You find a hotel room for $149 a night, but by the time you click “Book,” taxes and a mysterious “Resort Fee” have inflated the total to $225.
This is often called drip pricing — a tactic where the advertised price is stripped of mandatory fees to look artificially low. While the Federal Trade Commission (FTC) is cracking down on these hidden charges, many booking engines and hotels still obscure the final number until the last possible second.
To protect your wallet, you need to strip away the digital curtain. Here is how to see the real price and ensure you never overpay for a room again.
1. The ‘incognito’ sanity check
There is a persistent belief that travel sites track your history and raise prices if they see you looking at the same hotel repeatedly. While this is largely a myth for hotels (whose pricing is based more on inventory than your personal cookies), using an Incognito or Private browser window still serves a vital purpose.
It strips away your “loyalty” profile.
When you are logged in to a travel site, it may show you “personalized” results. Sometimes, these are discounts. Other times, they steer you toward higher-margin properties they think you can afford based on your history.
By searching while in Incognito, you see the baseline public price. If the price you see while logged in is not lower than the Incognito price, your “loyalty status” isn’t working for you.
2. The direct booking advantage
Third-party sites like Expedia or Booking.com are excellent for research, but they aren’t necessarily the best place to book. Hotels generally despise paying the 15% to 30% commission these platforms charge.
Because of rate parity agreements, hotels are often contractually forbidden from advertising a lower price on their own website than what is listed on Expedia. However, there is a loophole: Member Rates.

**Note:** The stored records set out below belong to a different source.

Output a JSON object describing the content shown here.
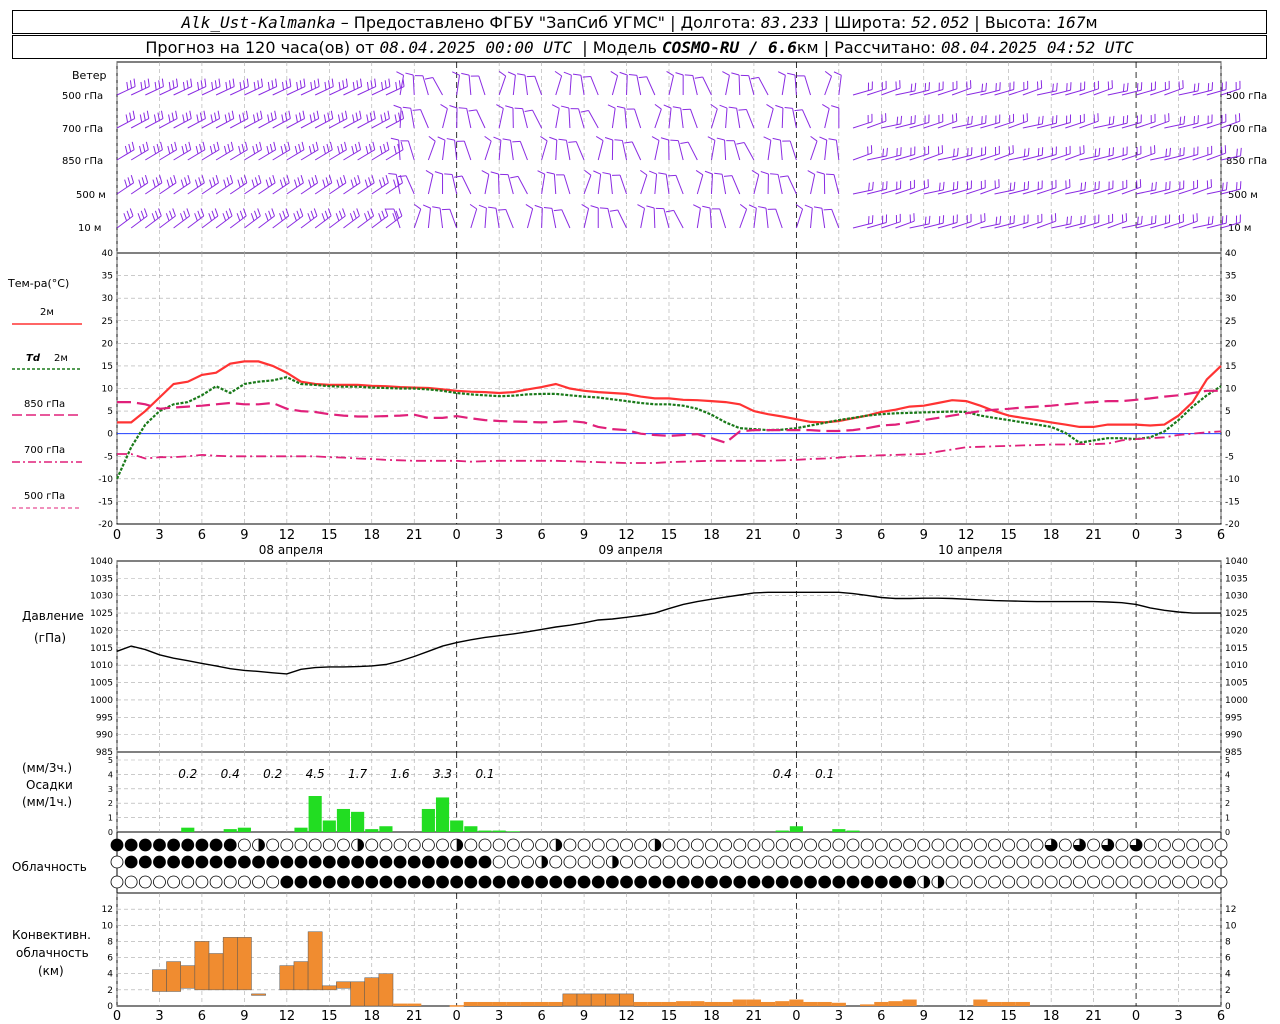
{
  "header": {
    "station": "Alk_Ust-Kalmanka",
    "dash": "–",
    "provider": "Предоставлено ФГБУ \"ЗапСиб УГМС\"",
    "lon_label": "Долгота:",
    "lon": "83.233",
    "lat_label": "Широта:",
    "lat": "52.052",
    "alt_label": "Высота:",
    "alt": "167",
    "alt_unit": "м",
    "forecast_label": "Прогноз на 120 часа(ов) от",
    "forecast_time": "08.04.2025 00:00 UTC",
    "model_label": "Модель",
    "model": "COSMO-RU / 6.6",
    "model_unit": "км",
    "calc_label": "Рассчитано:",
    "calc_time": "08.04.2025 04:52 UTC",
    "sep": "|"
  },
  "labels": {
    "wind": "Ветер",
    "wind_levels": [
      "500 гПа",
      "700 гПа",
      "850 гПа",
      "500 м",
      "10 м"
    ],
    "temp": "Тем-ра(°С)",
    "t2m": "2м",
    "td": "Td",
    "td2": "2м",
    "l850": "850 гПа",
    "l700": "700 гПа",
    "l500": "500 гПа",
    "pressure": "Давление",
    "pressure_unit": "(гПа)",
    "precip_unit3": "(мм/3ч.)",
    "precip": "Осадки",
    "precip_unit1": "(мм/1ч.)",
    "cloud": "Облачность",
    "conv1": "Конвективн.",
    "conv2": "облачность",
    "conv3": "(км)"
  },
  "colors": {
    "t2m": "#ff3333",
    "td": "#1a7a1a",
    "t850": "#e0207a",
    "t700": "#e0207a",
    "t500": "#e0207a",
    "wind": "#8a2be2",
    "precip": "#22dd22",
    "conv": "#f08c30",
    "zero": "#2040ff"
  },
  "chart_data": [
    {
      "type": "line",
      "name": "temperature",
      "x_hours": [
        0,
        1,
        2,
        3,
        4,
        5,
        6,
        7,
        8,
        9,
        10,
        11,
        12,
        13,
        14,
        15,
        16,
        17,
        18,
        19,
        20,
        21,
        22,
        23,
        24,
        25,
        26,
        27,
        28,
        29,
        30,
        31,
        32,
        33,
        34,
        35,
        36,
        37,
        38,
        39,
        40,
        41,
        42,
        43,
        44,
        45,
        46,
        47,
        48,
        49,
        50,
        51,
        52,
        53,
        54,
        55,
        56,
        57,
        58,
        59,
        60,
        61,
        62,
        63,
        64,
        65,
        66,
        67,
        68,
        69,
        70,
        71,
        72,
        73,
        74,
        75,
        76,
        77,
        78
      ],
      "x_tick_labels": [
        "0",
        "3",
        "6",
        "9",
        "12",
        "15",
        "18",
        "21",
        "0",
        "3",
        "6",
        "9",
        "12",
        "15",
        "18",
        "21",
        "0",
        "3",
        "6",
        "9",
        "12",
        "15",
        "18",
        "21",
        "0",
        "3",
        "6"
      ],
      "day_labels": [
        "08 апреля",
        "09 апреля",
        "10 апреля"
      ],
      "ylim": [
        -20,
        40
      ],
      "yticks": [
        40,
        35,
        30,
        25,
        20,
        15,
        10,
        5,
        0,
        -5,
        -10,
        -15,
        -20
      ],
      "series": [
        {
          "name": "2м",
          "values": [
            2.5,
            2.5,
            5,
            8,
            11,
            11.5,
            13,
            13.5,
            15.5,
            16,
            16,
            15,
            13.5,
            11.5,
            11,
            10.8,
            10.8,
            10.8,
            10.6,
            10.5,
            10.3,
            10.2,
            10.1,
            9.8,
            9.5,
            9.3,
            9.2,
            9,
            9.2,
            9.8,
            10.3,
            11,
            10,
            9.5,
            9.2,
            9,
            8.8,
            8.2,
            7.8,
            7.8,
            7.5,
            7.4,
            7.2,
            7,
            6.5,
            5,
            4.3,
            3.8,
            3.2,
            2.6,
            2.5,
            2.8,
            3.4,
            4,
            4.8,
            5.3,
            6,
            6.2,
            6.8,
            7.4,
            7.2,
            6.2,
            5,
            4,
            3.5,
            3,
            2.5,
            2,
            1.5,
            1.5,
            2,
            2,
            2,
            1.8,
            2,
            4,
            7,
            12,
            15
          ]
        },
        {
          "name": "Td 2м",
          "values": [
            -10,
            -3,
            2,
            5,
            6.5,
            7,
            8.5,
            10.5,
            9,
            11,
            11.5,
            11.8,
            12.5,
            11,
            10.8,
            10.5,
            10.4,
            10.4,
            10.2,
            10.1,
            10,
            10,
            9.8,
            9.5,
            9,
            8.7,
            8.5,
            8.3,
            8.4,
            8.7,
            8.8,
            8.8,
            8.5,
            8.2,
            8,
            7.6,
            7.2,
            6.8,
            6.5,
            6.5,
            6.2,
            5.5,
            4.2,
            2.5,
            1.2,
            1,
            0.8,
            0.9,
            1.2,
            1.8,
            2.4,
            3,
            3.5,
            4,
            4.3,
            4.5,
            4.6,
            4.7,
            4.8,
            4.9,
            4.8,
            4,
            3.5,
            3,
            2.5,
            2,
            1.5,
            0.2,
            -2,
            -1.5,
            -1,
            -1,
            -1.2,
            -0.8,
            0.5,
            3,
            6,
            8.5,
            10.5
          ]
        },
        {
          "name": "850 гПа",
          "values": [
            7,
            7,
            6.5,
            5.5,
            5.8,
            6,
            6.2,
            6.5,
            6.8,
            6.5,
            6.5,
            6.8,
            5.5,
            5,
            4.8,
            4.3,
            4,
            3.8,
            3.8,
            3.9,
            4,
            4.2,
            3.5,
            3.5,
            3.9,
            3.4,
            3,
            2.8,
            2.7,
            2.6,
            2.5,
            2.6,
            2.8,
            2.5,
            1.5,
            1,
            0.8,
            0,
            -0.3,
            -0.5,
            -0.3,
            -0.1,
            -1,
            -2,
            0.5,
            0.8,
            0.8,
            0.8,
            0.8,
            0.8,
            0.6,
            0.6,
            0.8,
            1.2,
            1.8,
            2,
            2.5,
            3,
            3.5,
            4,
            4.5,
            5,
            5.3,
            5.5,
            5.8,
            6,
            6.2,
            6.5,
            6.8,
            7,
            7.2,
            7.2,
            7.5,
            7.8,
            8.2,
            8.5,
            9,
            9.5,
            9.5
          ]
        },
        {
          "name": "700 гПа",
          "values": [
            -4.5,
            -4.5,
            -5.5,
            -5.2,
            -5.2,
            -5,
            -4.7,
            -4.9,
            -5,
            -5,
            -5,
            -5,
            -5,
            -5,
            -5,
            -5.2,
            -5.3,
            -5.5,
            -5.6,
            -5.8,
            -5.9,
            -6,
            -6,
            -6,
            -6,
            -6.2,
            -6.1,
            -6,
            -6,
            -6,
            -6,
            -6,
            -6.1,
            -6.2,
            -6.3,
            -6.4,
            -6.5,
            -6.5,
            -6.5,
            -6.3,
            -6.2,
            -6.1,
            -6,
            -6,
            -6,
            -6,
            -6,
            -5.9,
            -5.8,
            -5.6,
            -5.5,
            -5.3,
            -5,
            -4.9,
            -4.8,
            -4.7,
            -4.6,
            -4.5,
            -4,
            -3.5,
            -3,
            -2.9,
            -2.8,
            -2.7,
            -2.6,
            -2.5,
            -2.4,
            -2.4,
            -2.3,
            -2.3,
            -2.2,
            -1.5,
            -1.2,
            -1,
            -0.8,
            -0.3,
            0,
            0.3,
            0.5
          ]
        }
      ],
      "zero_line": 0
    },
    {
      "type": "line",
      "name": "pressure",
      "ylim": [
        985,
        1040
      ],
      "yticks": [
        1040,
        1035,
        1030,
        1025,
        1020,
        1015,
        1010,
        1005,
        1000,
        995,
        990,
        985
      ],
      "values": [
        1014,
        1015.5,
        1014.5,
        1013,
        1012,
        1011.3,
        1010.5,
        1009.8,
        1009,
        1008.5,
        1008.2,
        1007.8,
        1007.5,
        1008.8,
        1009.3,
        1009.5,
        1009.5,
        1009.6,
        1009.8,
        1010.2,
        1011.2,
        1012.5,
        1014,
        1015.5,
        1016.5,
        1017.3,
        1018,
        1018.5,
        1019,
        1019.6,
        1020.3,
        1021,
        1021.5,
        1022.2,
        1023,
        1023.3,
        1023.8,
        1024.3,
        1025,
        1026.3,
        1027.5,
        1028.3,
        1029,
        1029.6,
        1030.2,
        1030.8,
        1031,
        1031,
        1031,
        1031,
        1031,
        1031,
        1030.6,
        1030.1,
        1029.5,
        1029.2,
        1029.2,
        1029.3,
        1029.3,
        1029.2,
        1029,
        1028.8,
        1028.6,
        1028.5,
        1028.4,
        1028.3,
        1028.3,
        1028.3,
        1028.3,
        1028.3,
        1028.2,
        1028,
        1027.5,
        1026.5,
        1025.8,
        1025.3,
        1025,
        1025,
        1025
      ]
    },
    {
      "type": "bar",
      "name": "precipitation",
      "ylim": [
        0,
        5
      ],
      "yticks": [
        5,
        4,
        3,
        2,
        1,
        0
      ],
      "mm_per_hour": [
        0,
        0,
        0,
        0,
        0,
        0.3,
        0,
        0,
        0.2,
        0.3,
        0,
        0,
        0,
        0.3,
        2.5,
        0.8,
        1.6,
        1.4,
        0.2,
        0.4,
        0,
        0,
        1.6,
        2.4,
        0.8,
        0.4,
        0.1,
        0.1,
        0.05,
        0,
        0,
        0,
        0,
        0,
        0,
        0,
        0,
        0,
        0,
        0,
        0,
        0,
        0,
        0,
        0,
        0,
        0,
        0.1,
        0.4,
        0,
        0,
        0.2,
        0.1,
        0,
        0,
        0,
        0,
        0,
        0,
        0,
        0,
        0,
        0,
        0,
        0,
        0,
        0,
        0,
        0,
        0,
        0,
        0,
        0,
        0,
        0,
        0,
        0,
        0
      ],
      "mm_per_3h_labels": [
        "0.2",
        "0.4",
        "0.2",
        "4.5",
        "1.7",
        "1.6",
        "3.3",
        "0.1",
        "0.4",
        "0.1"
      ]
    },
    {
      "type": "bar",
      "name": "convective_cloud",
      "ylim": [
        0,
        14
      ],
      "yticks": [
        12,
        10,
        8,
        6,
        4,
        2,
        0
      ],
      "tops": [
        0,
        0,
        0,
        4.5,
        5.5,
        5,
        8,
        6.5,
        8.5,
        8.5,
        1.5,
        0,
        5,
        5.5,
        9.2,
        2.5,
        3,
        3,
        3.5,
        4,
        0.3,
        0.3,
        0,
        0,
        0.1,
        0.5,
        0.5,
        0.5,
        0.5,
        0.5,
        0.5,
        0.5,
        1.5,
        1.5,
        1.5,
        1.5,
        1.5,
        0.5,
        0.5,
        0.5,
        0.6,
        0.6,
        0.5,
        0.5,
        0.8,
        0.8,
        0.5,
        0.6,
        0.8,
        0.5,
        0.5,
        0.4,
        0,
        0.2,
        0.5,
        0.6,
        0.8,
        0,
        0,
        0,
        0,
        0.8,
        0.5,
        0.5,
        0.5,
        0,
        0,
        0,
        0,
        0,
        0,
        0,
        0,
        0,
        0,
        0,
        0,
        0,
        0
      ],
      "bases": [
        0,
        0,
        0,
        1.8,
        1.8,
        2.2,
        2,
        2,
        2,
        2,
        1.5,
        0,
        2,
        2,
        2,
        2,
        2.2,
        0,
        0,
        0,
        0,
        0,
        0,
        0,
        0,
        0,
        0,
        0,
        0,
        0,
        0,
        0,
        0,
        0,
        0,
        0,
        0,
        0,
        0,
        0,
        0,
        0,
        0,
        0,
        0,
        0,
        0,
        0,
        0,
        0,
        0,
        0,
        0,
        0,
        0,
        0,
        0,
        0,
        0,
        0,
        0,
        0,
        0,
        0,
        0,
        0,
        0,
        0,
        0,
        0,
        0,
        0,
        0,
        0,
        0,
        0,
        0,
        0,
        0
      ]
    }
  ]
}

Hotels can offer lower rates to a “closed user group” — people who have created a free account on their site.
- The Strategy: Find the hotel you want on a generic travel site.
- The Move: Go to the hotel’s direct website.
- The Hack: Sign up for their free loyalty program. You will often see a rate that is 5% to 10% cheaper than the “public” price found on the aggregation sites. Or, they may send you a discount code for signing up.
3. How to fight the resort fee
The most egregious form of opaque pricing is the Resort Fee (sometimes called a Destination Fee or Amenity Fee). This is a mandatory charge for perks you may not even use, like Wi-Fi, pool access or a daily newspaper.
While many front desk agents are trained to say these fees are mandatory, they can sometimes be waived at checkout if you use the right approach.
The unavailable amenity argument
The strongest leverage you have is when a service included in the fee is not available. If the pool is under renovation, the Wi-Fi is spotty or the gym is closed, you have a valid claim that the contract was breached.
The script:
“I noticed a $35 daily resort fee on my bill. I understand this covers amenities like the pool and the fitness center. However, since the pool is currently closed for maintenance, I am not receiving the value promised by this fee. I would like to request that it be waived for the duration of my stay.”
The disclosure argument
If the fee was not clearly displayed on the initial booking screen (a violation of emerging FTC guidelines), you can dispute it on principle.
The script:
“I am disputing the resort fee because it was not included in the advertised headline price when I booked. Since this was hidden until the final payment screen, I would like it removed.”
The final bill
Hotels count on guests being too tired or polite to argue about a $35 fee at checkout. But when you book direct and know the rules regarding disclosure, you shift the power dynamic back in your favor. Always review your bill before the card is charged, and never hesitate to ask what specific value a mandatory fee provides.